Depuis quelques jours, une grave accusation circule à propos de la décision rendue par la FECOFA dans le dossier Patrick Mwaungulu. Le TP Mazembe, estimant avoir été lésé par la confirmation de deux forfaits, suggère que ladite décision aurait été antidatée — insinuant une falsification délibérée. Une ligne rouge est ainsi franchie : celle de la diffamation publique et de l’imputation dommageable dirigée contre une institution nationale et sa présidente, Me Belinda Luntadila.

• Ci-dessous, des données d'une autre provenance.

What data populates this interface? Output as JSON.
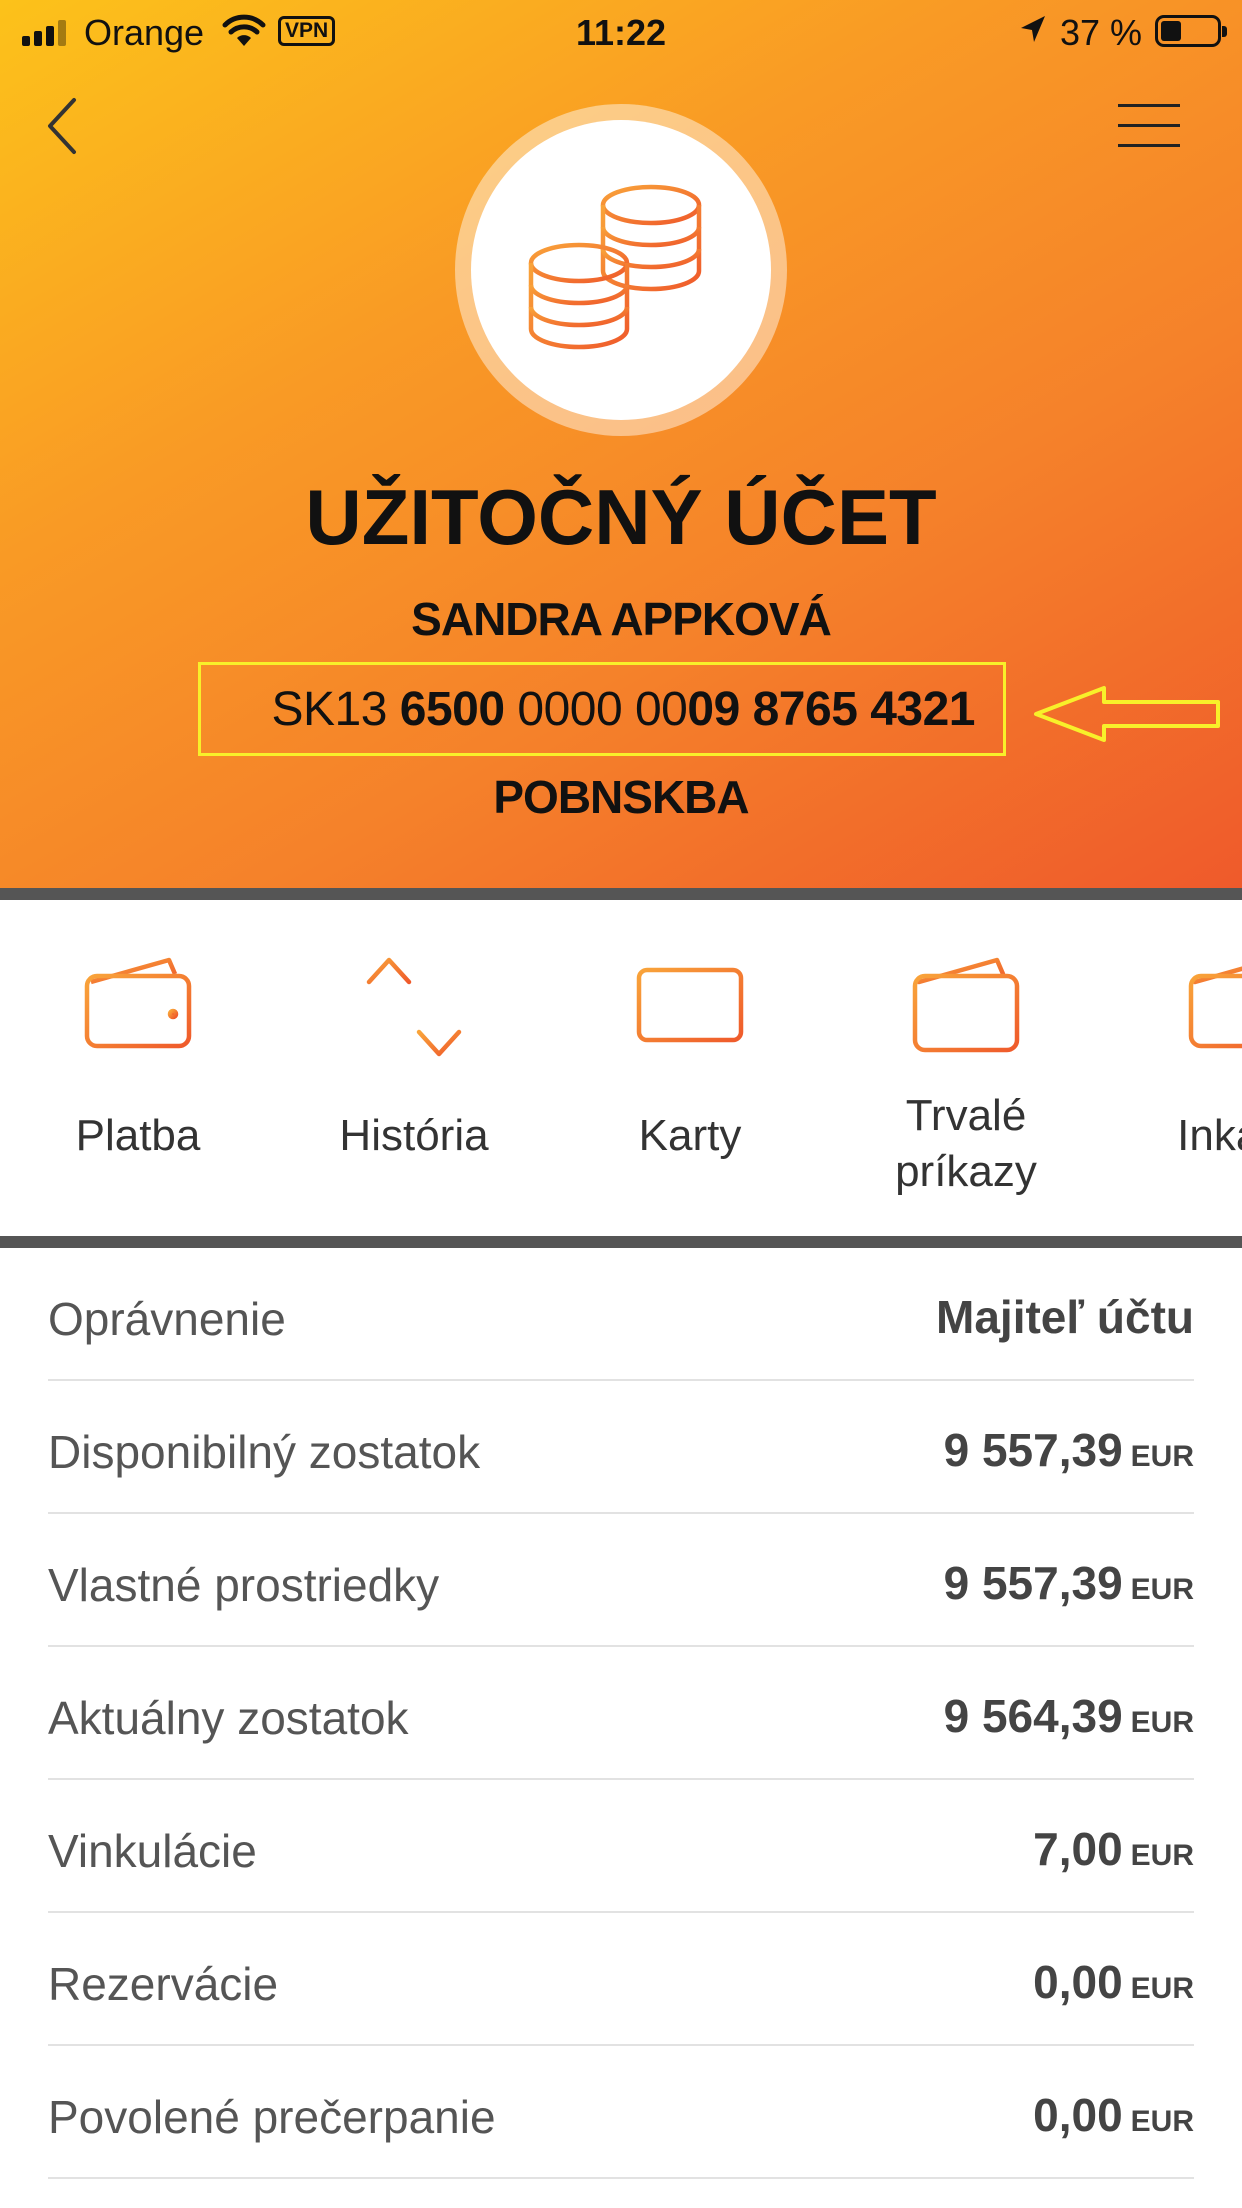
{
  "status_bar": {
    "carrier": "Orange",
    "vpn": "VPN",
    "time": "11:22",
    "battery": "37 %"
  },
  "account": {
    "name": "UŽITOČNÝ ÚČET",
    "owner": "SANDRA APPKOVÁ",
    "iban": {
      "prefix": "SK13 ",
      "part1": "6500",
      "part2": " 0000 00",
      "part3": "09 8765 4321"
    },
    "bank_code": "POBNSKBA"
  },
  "actions": [
    {
      "label": "Platba",
      "icon": "wallet-icon"
    },
    {
      "label": "História",
      "icon": "transfer-arrows-icon"
    },
    {
      "label": "Karty",
      "icon": "card-icon"
    },
    {
      "label_line1": "Trvalé",
      "label_line2": "príkazy",
      "icon": "standing-order-icon"
    },
    {
      "label": "Inkasá",
      "icon": "direct-debit-icon"
    }
  ],
  "details": [
    {
      "label": "Oprávnenie",
      "value": "Majiteľ účtu",
      "currency": ""
    },
    {
      "label": "Disponibilný zostatok",
      "value": "9 557,39",
      "currency": "EUR"
    },
    {
      "label": "Vlastné prostriedky",
      "value": "9 557,39",
      "currency": "EUR"
    },
    {
      "label": "Aktuálny zostatok",
      "value": "9 564,39",
      "currency": "EUR"
    },
    {
      "label": "Vinkulácie",
      "value": "7,00",
      "currency": "EUR"
    },
    {
      "label": "Rezervácie",
      "value": "0,00",
      "currency": "EUR"
    },
    {
      "label": "Povolené prečerpanie",
      "value": "0,00",
      "currency": "EUR"
    }
  ],
  "colors": {
    "accent": "#f5812a",
    "header_top": "#fcc21a",
    "header_bottom": "#ef5a2b",
    "annotation": "#f8f02a"
  }
}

Une rumeur contredite par les faits eux-mêmes
La rumeur lancée par TP MAZEMBE prétend que la décision reçue le 4 août ne pouvait être signée signée quatre jours plus tôt, soit le 30 juillet.
Ce qu’il oublie de mentionner, c’est qu’en date du 4 août 2025, selon l’Agence Congolaise de Presse (ACP) consultée ce même jour, la présidente du CONOR se trouvait déjà à Nairobi, en mission officielle aux côtés des Léopards A’. Les images de son entretien avec les joueurs et le staff technique, abondamment relayées sur les réseaux sociaux, confirment sa présence sur place dès le début du mois.
Autrement dit : la décision n’a pas pu être signée à Kinshasa ce 4 août, comme le laisse croire le TP Mazembe. Elle l’a donc bien été le 30 juillet, avant son départ. La notification tardive n’a rien d’irrégulier : elle relève de la chronologie normale d’un acte administratif qui, une fois signé, doit être validé, transmis et communiqué selon les canaux officiels.
Un procès d’intention à visée médiatique
La déclaration incendiaire de Mazembe, au lieu d’interroger la forme ou la logique juridique de la décision, jette directement le discrédit sur ses auteurs, parlant de falsification, de contrefaçon et de complot contre le club. Une posture délibérément conflictuelle, qui appelle à mûres réflexions. Car derrière l’outrage, ce sont les institutions du football congolais qui sont mises en accusation. Sans base légale, sans preuve technique, et sans respect pour les règles élémentaires du débat contradictoire.